RFIs are required to report their FX trading details to the Bank of Korea

SEOUL (Reuters) – South Korea is seeking to boost the global profile of its financial markets, which would also mean loosening some of the tight restrictions on the way its currency, the won, is traded.

Here are details about the how the won currently trades and what regulators plan to do to ease some existing restrictions:

HOW THE WON TRADES

As recently as last year, the won could only be directly exchanged with the dollar in the local interbank market or the Chinese yuan - won-yuan transactions could only take place in Seoul or Shanghai.

Only a total of 56 financial institutions based in the country could participate in dollar-won spot trading for just six-and-a-half hours a day, through the two government-registered brokers: Seoul Money Brokerage Services and Korea Money Brokerage Corp.

Currently, outside the onshore trading hours of 0900 to 1550, foreign investors rely on derivatives contracts known as non-deliverable forwards to manage their won exposure, a more costly option.

CHANGES IN THE WORKS

From July this year, the close for onshore dollar-won trading hours and FX swap markets will be extended to 0200 to cover London business hours.

For the first time, foreign banks are allowed to participate as long as they register themselves and follow regulatory obligations imposed on the Registered Financial Institutions (RFIs).

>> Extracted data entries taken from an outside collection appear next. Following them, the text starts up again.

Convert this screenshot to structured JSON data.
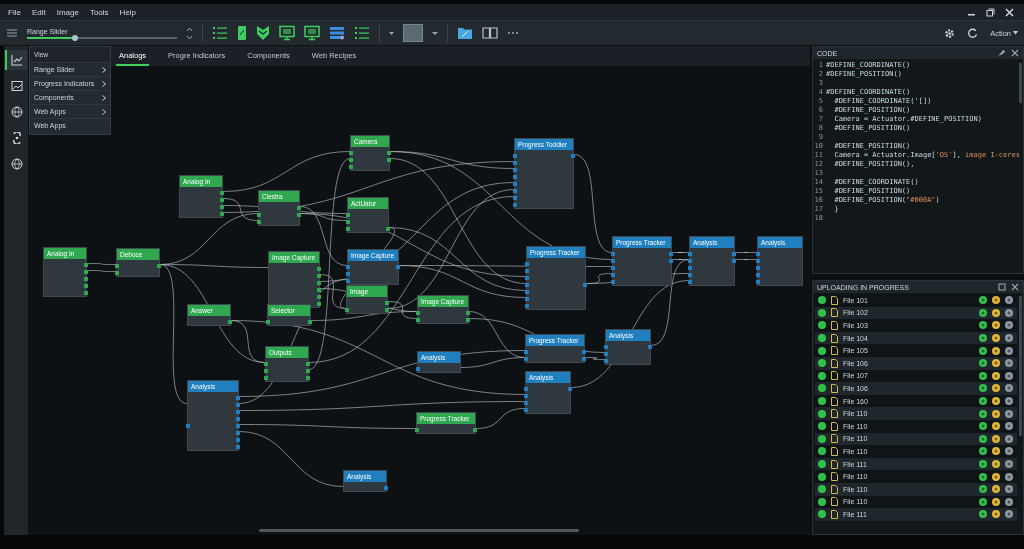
{
  "menu": [
    "File",
    "Edit",
    "Image",
    "Tools",
    "Help"
  ],
  "toolbar": {
    "slider": {
      "label": "Range Slider",
      "level": 0.32
    },
    "account": "Action"
  },
  "sidebar": {
    "items": [
      {
        "selected": true
      },
      {
        "selected": false
      },
      {
        "selected": false
      },
      {
        "selected": false
      },
      {
        "selected": false
      }
    ]
  },
  "dropdown": {
    "header": "View",
    "items": [
      {
        "label": "Range Slider",
        "submenu": true
      },
      {
        "label": "Progress Indicators",
        "submenu": true
      },
      {
        "label": "Components",
        "submenu": true
      },
      {
        "label": "Web Apps",
        "submenu": true
      },
      {
        "label": "Web Apps",
        "submenu": false
      }
    ]
  },
  "tabs": [
    {
      "label": "Analogs",
      "selected": true
    },
    {
      "label": "Progre Indicators",
      "selected": false
    },
    {
      "label": "Components",
      "selected": false
    },
    {
      "label": "Web Recipes",
      "selected": false
    }
  ],
  "nodes": [
    {
      "title": "Analog In",
      "color": "#2fa84f",
      "rows": [
        {
          "in": false,
          "out": true
        },
        {
          "in": false,
          "out": true
        },
        {
          "in": false,
          "out": true
        },
        {
          "in": false,
          "out": true
        },
        {
          "in": false,
          "out": true
        }
      ]
    },
    {
      "title": "Deboce",
      "color": "#2fa84f",
      "rows": [
        {
          "in": true,
          "out": true
        },
        {
          "in": true,
          "out": false
        }
      ]
    },
    {
      "title": "Analog In",
      "color": "#2fa84f",
      "rows": [
        {
          "in": false,
          "out": true
        },
        {
          "in": false,
          "out": true
        },
        {
          "in": false,
          "out": true
        },
        {
          "in": false,
          "out": true
        }
      ]
    },
    {
      "title": "Clestra",
      "color": "#2fa84f",
      "rows": [
        {
          "in": false,
          "out": true
        },
        {
          "in": true,
          "out": true
        },
        {
          "in": true,
          "out": false
        }
      ]
    },
    {
      "title": "Camera",
      "color": "#2fa84f",
      "rows": [
        {
          "in": true,
          "out": true
        },
        {
          "in": true,
          "out": true
        },
        {
          "in": true,
          "out": false
        }
      ]
    },
    {
      "title": "ActUator",
      "color": "#2fa84f",
      "rows": [
        {
          "in": true,
          "out": false
        },
        {
          "in": true,
          "out": false
        },
        {
          "in": true,
          "out": true
        }
      ]
    },
    {
      "title": "Image Capture",
      "color": "#2fa84f",
      "rows": [
        {
          "in": false,
          "out": true
        },
        {
          "in": false,
          "out": true
        },
        {
          "in": false,
          "out": true
        },
        {
          "in": false,
          "out": true
        },
        {
          "in": false,
          "out": true
        },
        {
          "in": false,
          "out": true
        }
      ]
    },
    {
      "title": "Image Capture",
      "color": "#1f7fbf",
      "rows": [
        {
          "in": true,
          "out": true
        },
        {
          "in": true,
          "out": false
        },
        {
          "in": true,
          "out": false
        }
      ]
    },
    {
      "title": "Image",
      "color": "#2fa84f",
      "rows": [
        {
          "in": false,
          "out": true
        },
        {
          "in": true,
          "out": true
        }
      ]
    },
    {
      "title": "Answer",
      "color": "#2fa84f",
      "rows": [
        {
          "in": false,
          "out": true
        }
      ]
    },
    {
      "title": "Selector",
      "color": "#2fa84f",
      "rows": [
        {
          "in": true,
          "out": true
        }
      ]
    },
    {
      "title": "Outputs",
      "color": "#2fa84f",
      "rows": [
        {
          "in": true,
          "out": true
        },
        {
          "in": true,
          "out": true
        },
        {
          "in": true,
          "out": true
        }
      ]
    },
    {
      "title": "Analysis",
      "color": "#1f7fbf",
      "rows": [
        {
          "in": false,
          "out": true
        },
        {
          "in": false,
          "out": true
        },
        {
          "in": false,
          "out": true
        },
        {
          "in": false,
          "out": true
        },
        {
          "in": true,
          "out": true
        },
        {
          "in": false,
          "out": true
        },
        {
          "in": false,
          "out": true
        },
        {
          "in": false,
          "out": true
        }
      ]
    },
    {
      "title": "Progress Toddler",
      "color": "#1f7fbf",
      "rows": [
        {
          "in": true,
          "out": true
        },
        {
          "in": true,
          "out": false
        },
        {
          "in": true,
          "out": false
        },
        {
          "in": true,
          "out": false
        },
        {
          "in": true,
          "out": false
        },
        {
          "in": true,
          "out": false
        },
        {
          "in": true,
          "out": false
        },
        {
          "in": true,
          "out": false
        }
      ]
    },
    {
      "title": "Progress Tracker",
      "color": "#1f7fbf",
      "rows": [
        {
          "in": true,
          "out": false
        },
        {
          "in": true,
          "out": false
        },
        {
          "in": true,
          "out": false
        },
        {
          "in": true,
          "out": true
        },
        {
          "in": true,
          "out": false
        },
        {
          "in": true,
          "out": false
        },
        {
          "in": true,
          "out": false
        }
      ]
    },
    {
      "title": "Image Capture",
      "color": "#2fa84f",
      "rows": [
        {
          "in": true,
          "out": true
        },
        {
          "in": true,
          "out": true
        }
      ]
    },
    {
      "title": "Analysis",
      "color": "#1f7fbf",
      "rows": [
        {
          "in": true,
          "out": false
        }
      ]
    },
    {
      "title": "Progress Tracker",
      "color": "#2fa84f",
      "rows": [
        {
          "in": true,
          "out": true
        }
      ]
    },
    {
      "title": "Progress Tracker",
      "color": "#1f7fbf",
      "rows": [
        {
          "in": true,
          "out": true
        },
        {
          "in": true,
          "out": true
        }
      ]
    },
    {
      "title": "Analysis",
      "color": "#1f7fbf",
      "rows": [
        {
          "in": true,
          "out": true
        },
        {
          "in": true,
          "out": false
        },
        {
          "in": true,
          "out": false
        },
        {
          "in": true,
          "out": false
        }
      ]
    },
    {
      "title": "Analysis",
      "color": "#1f7fbf",
      "rows": [
        {
          "in": true,
          "out": true
        },
        {
          "in": true,
          "out": false
        },
        {
          "in": true,
          "out": false
        }
      ]
    },
    {
      "title": "Progress Tracker",
      "color": "#1f7fbf",
      "rows": [
        {
          "in": true,
          "out": true
        },
        {
          "in": true,
          "out": true
        },
        {
          "in": true,
          "out": false
        },
        {
          "in": true,
          "out": false
        },
        {
          "in": true,
          "out": false
        }
      ]
    },
    {
      "title": "Analysis",
      "color": "#1f7fbf",
      "rows": [
        {
          "in": true,
          "out": true
        },
        {
          "in": true,
          "out": true
        },
        {
          "in": true,
          "out": false
        },
        {
          "in": true,
          "out": false
        },
        {
          "in": true,
          "out": false
        }
      ]
    },
    {
      "title": "Analysis",
      "color": "#1f7fbf",
      "rows": [
        {
          "in": true,
          "out": false
        },
        {
          "in": true,
          "out": false
        },
        {
          "in": true,
          "out": false
        },
        {
          "in": true,
          "out": false
        },
        {
          "in": true,
          "out": false
        }
      ]
    },
    {
      "title": "Analysis",
      "color": "#1f7fbf",
      "rows": [
        {
          "in": false,
          "out": true
        }
      ]
    }
  ],
  "code": {
    "title": "CODE",
    "lines": [
      {
        "n": "1",
        "parts": [
          {
            "kind": "plain",
            "t": "#DEFINE_COORDINATE()"
          }
        ]
      },
      {
        "n": "2",
        "parts": [
          {
            "kind": "plain",
            "t": "#DEFINE_POSITION()"
          }
        ]
      },
      {
        "n": "3"
      },
      {
        "n": "4",
        "parts": [
          {
            "kind": "plain",
            "t": "#DEFINE_COORDINATE()"
          }
        ]
      },
      {
        "n": "5",
        "parts": [
          {
            "kind": "plain",
            "t": "  #DEFINE_COORDINATE('[])"
          }
        ]
      },
      {
        "n": "6",
        "parts": [
          {
            "kind": "plain",
            "t": "  #DEFINE_POSITION()"
          }
        ]
      },
      {
        "n": "7",
        "parts": [
          {
            "kind": "plain",
            "t": "  Camera = Actuator.#DEFINE_POSITION)"
          }
        ]
      },
      {
        "n": "8",
        "parts": [
          {
            "kind": "plain",
            "t": "  #DEFINE_POSITION()"
          }
        ]
      },
      {
        "n": "9"
      },
      {
        "n": "10",
        "parts": [
          {
            "kind": "plain",
            "t": "  #DEFINE_POSITION()"
          }
        ]
      },
      {
        "n": "11",
        "parts": [
          {
            "kind": "plain",
            "t": "  Camera = Actuator.Image["
          },
          {
            "kind": "string",
            "t": "'OS'"
          },
          {
            "kind": "plain",
            "t": "], "
          },
          {
            "kind": "string",
            "t": "image I-ceres"
          }
        ]
      },
      {
        "n": "12",
        "parts": [
          {
            "kind": "plain",
            "t": "  #DEFINE_POSITION(),"
          }
        ]
      },
      {
        "n": "13"
      },
      {
        "n": "14",
        "parts": [
          {
            "kind": "plain",
            "t": "  #DEFINE_COORDINATE()"
          }
        ]
      },
      {
        "n": "15",
        "parts": [
          {
            "kind": "plain",
            "t": "  #DEFINE_POSITION()"
          }
        ]
      },
      {
        "n": "16",
        "parts": [
          {
            "kind": "plain",
            "t": "  #DEFINE_POSITION("
          },
          {
            "kind": "string",
            "t": "\"#000A\""
          },
          {
            "kind": "plain",
            "t": ")"
          }
        ]
      },
      {
        "n": "17",
        "parts": [
          {
            "kind": "plain",
            "t": "  }"
          }
        ]
      },
      {
        "n": "18"
      }
    ]
  },
  "uploads": {
    "title": "UPLOADING IN PROGRESS",
    "files": [
      "File 101",
      "File 102",
      "File 103",
      "File 104",
      "File 105",
      "File 106",
      "File 107",
      "File 106",
      "File 160",
      "File 110",
      "File 110",
      "File 110",
      "File 110",
      "File 111",
      "File 110",
      "File 110",
      "File 110",
      "File 111"
    ]
  }
}
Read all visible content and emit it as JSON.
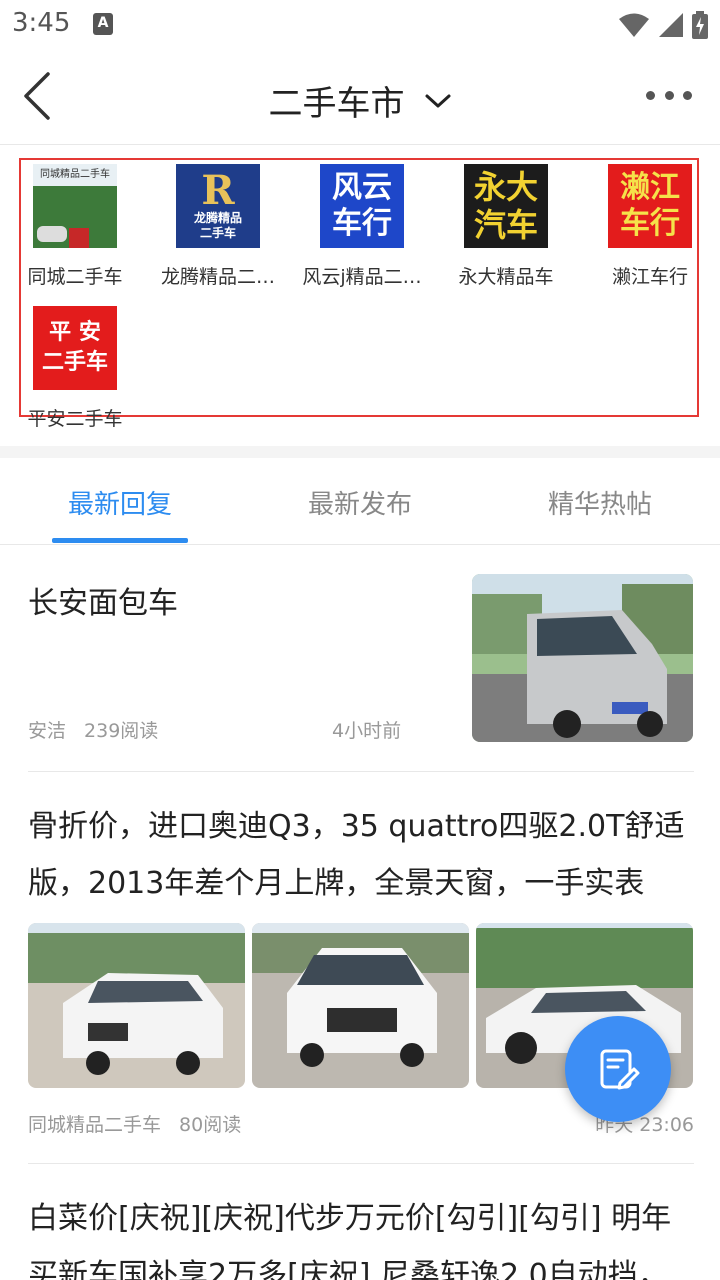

RESTRICTIONS ON FOREIGN BANKS

The registered foreign banks can participate in dollar-won spot, forward and swap trading but they must do this through a licensed Korean FX broker, meaning they are not allowed to directly trade the won between them in the offshore market. Any dollar-won trading must also be settled through the onshore account, a separate won account they need in the South Korea.

REPORTING OBLIGATIONS

Under South Korea's foreign exchange laws, RFIs are required to report their FX trading details to the Bank of Korea. Foreign banks that have branches in South Korea can do so through their Seoul operations but those not in the country need to outsource the task to a local bank.

Detailed RFI reports need to show transaction amounts, FX rates, settlement dates, settlement types and brokers used. Due to those stringent reporting requirement, some may choose to continue trading through the non-deliverable forwards market.